Après World Trade Center, Oliver Stone revient avec un portrait du chef d'Etat américain. Une volonté d'éclaircir l'Histoire ? Raté. Les propos et les intentions du cinéaste restent aussi flous que celle-ci.
Expédié juste avant les élections américaines sur nos écrans,
Oliver Stone réalise un film sur l'homme qui a changé le monde. Premier film réalisé sur un président encore en fonction,
W. - L'improbable président dresse le portrait d'un homme qui n'avait rien d'un président, que rien ne prédestinait à une carrière politique de cette envergure et qui a pourtant réussi à grimper les échelons de la présidence pour montrer à son père de quoi il était capable. L'idée en soi n'est pas mauvaise, car les biopics, lorsqu'ils sont bien menés, peuvent s'avérer intéressants. Le problème avec ce film, c'est qu'on sait juste (et vraiment rien de plus) qu'il était improbable que George W. Bush devienne président mais qu'il l'a tout de même été (et l'est encore pour quelques jours).
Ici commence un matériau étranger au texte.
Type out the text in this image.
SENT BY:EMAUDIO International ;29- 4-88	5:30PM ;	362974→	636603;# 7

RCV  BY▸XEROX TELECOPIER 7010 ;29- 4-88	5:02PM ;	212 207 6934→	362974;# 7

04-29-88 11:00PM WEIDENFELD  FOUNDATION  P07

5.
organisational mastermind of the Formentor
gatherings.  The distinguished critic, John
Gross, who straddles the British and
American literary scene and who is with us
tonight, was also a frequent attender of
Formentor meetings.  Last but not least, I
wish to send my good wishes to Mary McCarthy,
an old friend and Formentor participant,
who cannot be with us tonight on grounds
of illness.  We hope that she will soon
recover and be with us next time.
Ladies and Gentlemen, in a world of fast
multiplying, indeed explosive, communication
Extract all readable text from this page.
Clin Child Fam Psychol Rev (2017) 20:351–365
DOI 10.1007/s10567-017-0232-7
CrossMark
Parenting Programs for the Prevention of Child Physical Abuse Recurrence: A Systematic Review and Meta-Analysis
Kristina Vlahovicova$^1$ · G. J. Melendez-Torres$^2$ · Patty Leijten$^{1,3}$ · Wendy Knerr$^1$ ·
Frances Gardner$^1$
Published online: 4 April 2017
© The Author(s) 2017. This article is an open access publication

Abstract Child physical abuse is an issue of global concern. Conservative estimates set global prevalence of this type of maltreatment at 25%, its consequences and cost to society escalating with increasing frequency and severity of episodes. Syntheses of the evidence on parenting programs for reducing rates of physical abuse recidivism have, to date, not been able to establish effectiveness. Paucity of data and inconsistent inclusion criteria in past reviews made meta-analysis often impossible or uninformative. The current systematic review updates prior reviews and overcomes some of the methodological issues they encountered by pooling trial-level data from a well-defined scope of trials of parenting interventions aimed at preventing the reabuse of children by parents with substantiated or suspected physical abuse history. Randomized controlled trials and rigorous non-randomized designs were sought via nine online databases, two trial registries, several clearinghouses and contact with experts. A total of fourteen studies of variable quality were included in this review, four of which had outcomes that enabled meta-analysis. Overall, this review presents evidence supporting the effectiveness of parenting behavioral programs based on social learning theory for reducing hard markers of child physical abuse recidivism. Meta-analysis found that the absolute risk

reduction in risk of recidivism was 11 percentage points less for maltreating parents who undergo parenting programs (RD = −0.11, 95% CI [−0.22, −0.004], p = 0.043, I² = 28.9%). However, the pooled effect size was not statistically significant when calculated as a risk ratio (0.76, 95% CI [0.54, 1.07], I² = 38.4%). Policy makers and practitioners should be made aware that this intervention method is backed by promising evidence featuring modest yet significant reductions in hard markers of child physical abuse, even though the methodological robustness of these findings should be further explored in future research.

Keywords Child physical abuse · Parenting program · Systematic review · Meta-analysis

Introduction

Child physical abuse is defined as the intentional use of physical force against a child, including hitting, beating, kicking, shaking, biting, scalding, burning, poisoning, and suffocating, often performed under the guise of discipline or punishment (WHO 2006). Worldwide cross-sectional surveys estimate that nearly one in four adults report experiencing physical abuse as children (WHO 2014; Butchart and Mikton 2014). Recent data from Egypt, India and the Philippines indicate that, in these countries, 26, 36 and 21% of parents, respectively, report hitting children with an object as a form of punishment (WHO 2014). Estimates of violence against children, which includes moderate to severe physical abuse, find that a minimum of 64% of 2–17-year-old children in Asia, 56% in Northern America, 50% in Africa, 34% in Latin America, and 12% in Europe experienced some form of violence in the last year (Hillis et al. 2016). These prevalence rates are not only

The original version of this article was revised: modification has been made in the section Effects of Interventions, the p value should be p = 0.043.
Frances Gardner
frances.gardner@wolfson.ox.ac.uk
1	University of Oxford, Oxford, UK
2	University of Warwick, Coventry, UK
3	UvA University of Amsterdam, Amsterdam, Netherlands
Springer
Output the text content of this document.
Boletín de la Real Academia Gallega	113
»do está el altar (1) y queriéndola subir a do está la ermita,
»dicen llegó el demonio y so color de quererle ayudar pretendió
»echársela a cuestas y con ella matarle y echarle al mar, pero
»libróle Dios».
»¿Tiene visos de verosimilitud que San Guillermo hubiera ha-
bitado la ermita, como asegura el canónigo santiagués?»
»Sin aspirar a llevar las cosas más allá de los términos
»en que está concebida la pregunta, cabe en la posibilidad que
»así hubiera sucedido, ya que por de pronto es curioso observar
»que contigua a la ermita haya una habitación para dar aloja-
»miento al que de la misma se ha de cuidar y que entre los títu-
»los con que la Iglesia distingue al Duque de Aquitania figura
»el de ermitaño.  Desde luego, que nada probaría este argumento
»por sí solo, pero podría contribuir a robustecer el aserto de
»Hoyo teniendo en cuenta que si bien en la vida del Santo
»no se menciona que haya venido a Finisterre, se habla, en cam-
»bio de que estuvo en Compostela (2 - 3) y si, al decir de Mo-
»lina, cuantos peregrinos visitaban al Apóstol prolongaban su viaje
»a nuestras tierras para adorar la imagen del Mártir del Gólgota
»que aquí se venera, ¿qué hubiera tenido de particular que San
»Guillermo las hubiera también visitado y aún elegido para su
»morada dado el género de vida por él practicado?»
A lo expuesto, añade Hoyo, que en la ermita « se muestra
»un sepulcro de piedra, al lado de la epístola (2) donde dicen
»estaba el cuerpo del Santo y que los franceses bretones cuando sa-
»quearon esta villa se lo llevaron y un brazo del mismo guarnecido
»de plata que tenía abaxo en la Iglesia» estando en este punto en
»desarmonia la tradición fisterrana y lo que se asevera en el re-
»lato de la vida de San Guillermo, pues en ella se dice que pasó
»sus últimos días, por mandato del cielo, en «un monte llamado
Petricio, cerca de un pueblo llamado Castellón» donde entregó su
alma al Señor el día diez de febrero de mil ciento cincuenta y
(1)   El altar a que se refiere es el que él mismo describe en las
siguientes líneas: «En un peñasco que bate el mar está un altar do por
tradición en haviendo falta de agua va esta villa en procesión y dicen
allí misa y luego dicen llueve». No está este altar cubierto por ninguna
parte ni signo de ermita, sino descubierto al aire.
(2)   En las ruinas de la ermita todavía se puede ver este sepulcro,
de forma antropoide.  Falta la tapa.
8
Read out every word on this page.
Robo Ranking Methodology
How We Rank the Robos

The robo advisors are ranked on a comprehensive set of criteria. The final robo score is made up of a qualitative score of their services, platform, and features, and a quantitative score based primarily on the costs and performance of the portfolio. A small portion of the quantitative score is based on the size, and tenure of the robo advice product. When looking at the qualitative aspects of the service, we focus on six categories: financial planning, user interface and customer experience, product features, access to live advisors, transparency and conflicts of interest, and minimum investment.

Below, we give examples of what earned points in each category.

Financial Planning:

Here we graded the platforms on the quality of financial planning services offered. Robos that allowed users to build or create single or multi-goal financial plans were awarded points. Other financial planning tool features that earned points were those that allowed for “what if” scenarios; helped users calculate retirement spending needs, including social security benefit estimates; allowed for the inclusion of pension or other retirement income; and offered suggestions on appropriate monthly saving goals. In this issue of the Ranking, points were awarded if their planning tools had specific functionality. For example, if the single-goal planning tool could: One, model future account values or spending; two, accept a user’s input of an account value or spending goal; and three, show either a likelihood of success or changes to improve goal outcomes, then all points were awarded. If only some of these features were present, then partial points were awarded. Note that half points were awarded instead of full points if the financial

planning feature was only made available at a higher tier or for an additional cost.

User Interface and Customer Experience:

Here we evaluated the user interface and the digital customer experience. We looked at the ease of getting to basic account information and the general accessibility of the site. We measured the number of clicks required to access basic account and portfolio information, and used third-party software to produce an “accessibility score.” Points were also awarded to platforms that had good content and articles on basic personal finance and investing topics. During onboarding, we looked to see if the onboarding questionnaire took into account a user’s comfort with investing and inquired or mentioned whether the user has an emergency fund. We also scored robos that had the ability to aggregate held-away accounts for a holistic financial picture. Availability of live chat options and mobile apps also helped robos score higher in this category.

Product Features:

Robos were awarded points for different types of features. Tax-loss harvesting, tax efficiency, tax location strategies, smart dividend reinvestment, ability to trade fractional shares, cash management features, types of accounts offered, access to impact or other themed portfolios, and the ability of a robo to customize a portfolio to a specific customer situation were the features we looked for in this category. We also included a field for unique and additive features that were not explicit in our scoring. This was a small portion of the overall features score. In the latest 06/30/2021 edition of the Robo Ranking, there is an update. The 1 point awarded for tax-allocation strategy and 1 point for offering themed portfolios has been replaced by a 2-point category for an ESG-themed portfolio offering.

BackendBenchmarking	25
Autant se contenter de lire le titre et regarder l'affiche où on le voit affalé sur son bureau, le message serait aussi bien passé.
A trop vouloir montrer que George Bush, avant d'être un président, était un homme sans manières, sans élégance, on se perd dans des futilités à la
Franck Dubosc (et oui même les « stars » font leurs besoins, crachent, mangent comme des « porcs »). Une succession de banalités inutiles, car au bout de sa deuxième bière et d'une danse sur les comptoirs d'un bar dans les bras d'une femme, on a déjà compris. Le film tourne en rond et se mord la queue car il n'y a aucune réelle intention de la part de
Stone. Les ressources s'épuisent dès les premières minutes, donnant à voir un homme affectionnant l'alcool, la fête et les femmes … what else ? Hormis ses vices et pêchés,
Stone sauve la face de ce ‘pauvre' homme écrasé par un père ambitieux et mentionne sa fameuse révélation divine qui l'aura convaincu d'arrêter l'alcool, de prier avant ses réunions, après ses réunions, avant la guerre, après la guerre (on ne compte pas moins de dix prières dans le film), Amen. Le récit mimétique de certains chapitres de la vie de George.W Bush manque de souffle. Une copie conforme à la réalité (la conférence dans laquelle il a été déstabilisé par les questions sur l'Irak) qui laisse indifférent car « recopiée » image par image avec lourdeur, comme pour montrer qu'il n'invente rien (toutefois, mention spéciale pour l'imitation hilarante de Jacques Chirac au téléphone qui dit que la guerre en Irak c'est mal).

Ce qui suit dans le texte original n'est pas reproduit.